Don’t worry about the specifics of how you toss-n-wash or make tea out of kratom. Just experiment and find out what works best for you. Don’t buy into any bullshit guides online — all of them come from places of personal experience. What works for Billy Joe might not work for Bobbi Sue.

To Tell, or Not to Tell… Your Doctor?

No… just, no. Let’s think — what’s the upside? Your doctor is cool with it and points out potential drug interactions.

What about the potential downside? Your doctor tells you kratom was responsible for X deaths in a recent year and that it’s bad. He identifies drug interactions that aren’t there and uses this excuse to cut back on your other meds or even not prescribe them at all.

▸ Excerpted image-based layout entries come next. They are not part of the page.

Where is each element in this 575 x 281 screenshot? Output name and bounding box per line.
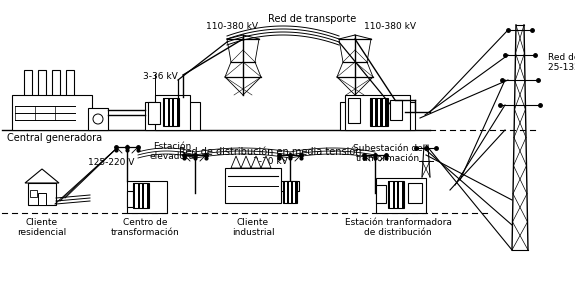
Bar — [340, 102, 415, 130]
Polygon shape — [261, 156, 271, 168]
Bar — [12, 95, 92, 130]
Text: 110-380 kV: 110-380 kV — [364, 22, 416, 31]
Bar — [283, 181, 285, 203]
Bar — [147, 183, 149, 208]
Bar — [393, 181, 395, 208]
Bar — [281, 181, 299, 191]
Bar — [133, 183, 135, 208]
Bar — [225, 168, 281, 203]
Bar — [30, 190, 37, 197]
Bar — [38, 70, 46, 115]
Bar — [380, 98, 383, 126]
Bar — [127, 191, 135, 207]
Bar — [397, 181, 400, 208]
Bar — [402, 181, 404, 208]
Bar — [172, 98, 174, 126]
Text: 3-36 kV: 3-36 kV — [143, 72, 177, 81]
Text: Estación tranformadora
de distribución: Estación tranformadora de distribución — [344, 218, 451, 237]
Bar — [388, 181, 404, 208]
Text: 3-30 kV: 3-30 kV — [252, 157, 288, 166]
Text: 110-380 kV: 110-380 kV — [206, 22, 258, 31]
Text: 125-220 V: 125-220 V — [88, 158, 135, 167]
Bar — [142, 183, 144, 208]
Bar — [287, 181, 289, 203]
Polygon shape — [25, 169, 59, 183]
Bar — [28, 183, 56, 205]
Text: Red de distribución en media tensión: Red de distribución en media tensión — [179, 147, 361, 157]
Bar — [148, 102, 160, 124]
Bar — [408, 183, 422, 203]
Text: Subestación de
tranformación: Subestación de tranformación — [353, 144, 423, 163]
Bar — [127, 181, 167, 213]
Text: Estación
elevadora: Estación elevadora — [150, 142, 194, 161]
Bar — [88, 108, 108, 130]
Text: Cliente
industrial: Cliente industrial — [232, 218, 274, 237]
Bar — [295, 181, 297, 203]
Bar — [145, 102, 200, 130]
Bar — [163, 98, 179, 126]
Text: Central generadora: Central generadora — [7, 133, 102, 143]
Bar — [52, 70, 60, 115]
Bar — [370, 98, 373, 126]
Text: Cliente
residencial: Cliente residencial — [17, 218, 67, 237]
Bar — [376, 178, 426, 213]
Bar — [137, 183, 140, 208]
Bar — [38, 193, 46, 205]
Text: Centro de
transformación: Centro de transformación — [110, 218, 179, 237]
Bar — [163, 98, 165, 126]
Text: Red de transporte: Red de transporte — [268, 14, 356, 24]
Bar — [66, 70, 74, 115]
Bar — [375, 98, 378, 126]
Circle shape — [93, 114, 103, 124]
Bar — [388, 181, 390, 208]
Polygon shape — [251, 156, 261, 168]
Bar — [348, 98, 360, 123]
Bar — [177, 98, 179, 126]
Bar — [155, 95, 190, 130]
Bar — [345, 95, 410, 130]
Bar — [24, 70, 32, 115]
Text: Red de reparto: Red de reparto — [548, 53, 575, 62]
Bar — [376, 185, 386, 203]
Bar — [385, 98, 388, 126]
Bar — [133, 183, 149, 208]
Bar — [291, 181, 293, 203]
Bar — [370, 98, 388, 126]
Text: 25-132  kV: 25-132 kV — [548, 63, 575, 72]
Bar — [390, 100, 402, 120]
Polygon shape — [241, 156, 251, 168]
Bar — [283, 181, 297, 203]
Bar — [167, 98, 170, 126]
Polygon shape — [231, 156, 241, 168]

Although there’s a blatant lack of empirical, academic-type research about kratom, there’s tons of anecdotal reports from fellow kratom users that can easily be found online. This includes other kratom consumers’ experiences with telling their doctors or other healthcare professionals about their kratom use. Just don’t do it — it’s sad I have to say that, but keeping your trap shut about kratom use is a very real concern in the modern American healthcare space.